As a newbie I am currently working on a mini internship project which requires me to analyse a dataset using splunk. I have completed almost all but the last part of it which reads "gender that performed the most fraudulent activities and in what category". Basically im supposed to get the gender (F or M) that performed the most fraud in specifically in what category. The dataset which consists of a column of steps, customer, age,gender, Postcodeorigin, merchant, category,amount and fround from a file name fraud_report.csv . The file has already been uploaded to splunk. I am just stuck at the query part.
Hi @Cleanhearty ,
I suppose that you already ingested the csv file in a lookup or in an index.

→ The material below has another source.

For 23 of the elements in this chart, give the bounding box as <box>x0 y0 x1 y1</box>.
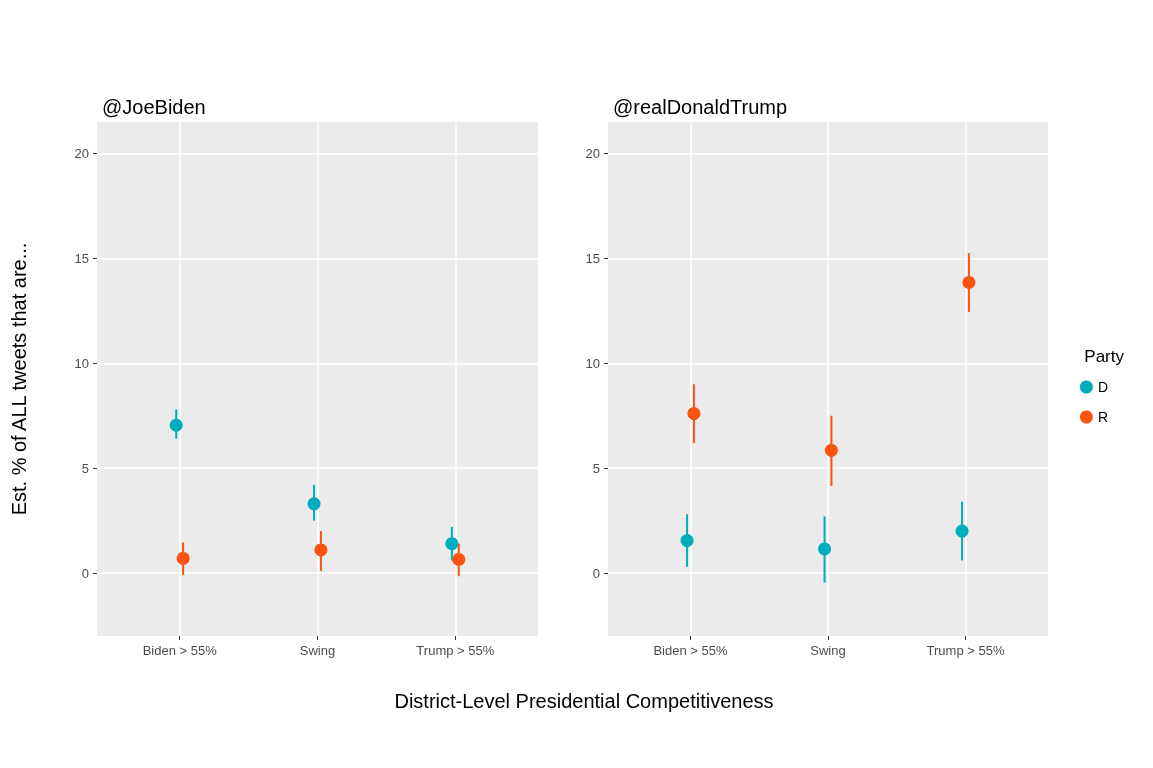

If in a lookup you can define what you mean with "gender that performed the most fraudulent activities and in what category", I suppose that you mean most fraudolent by amount,
so you could try something like this:
| inputlookup fraud_report.csv
| stats max(amount) AS amount BY gender category
| sort -amount
| head 10in this way, you have the top 10 categories by gender that have the greatest amount.
My hint is also to follow the Splunk Search Tutorial (https://docs.splunk.com/Documentation/SplunkCloud/latest/SearchTutorial/WelcometotheSearchTutorial) to learn how to run similar searches.
Ciao.
Giuseppe
Thanks for the help. Unfortunately it didnt return any results(statistics(0)). That's weird.
PS: I replaced the file name with the origial.
Hi @Cleanhearty ,
check if the used fields (amount, gender, and category) are in the lookup and the name is exactly the same (field names are case sensitive).
then check the amount field format.
ciao.
Giuseppe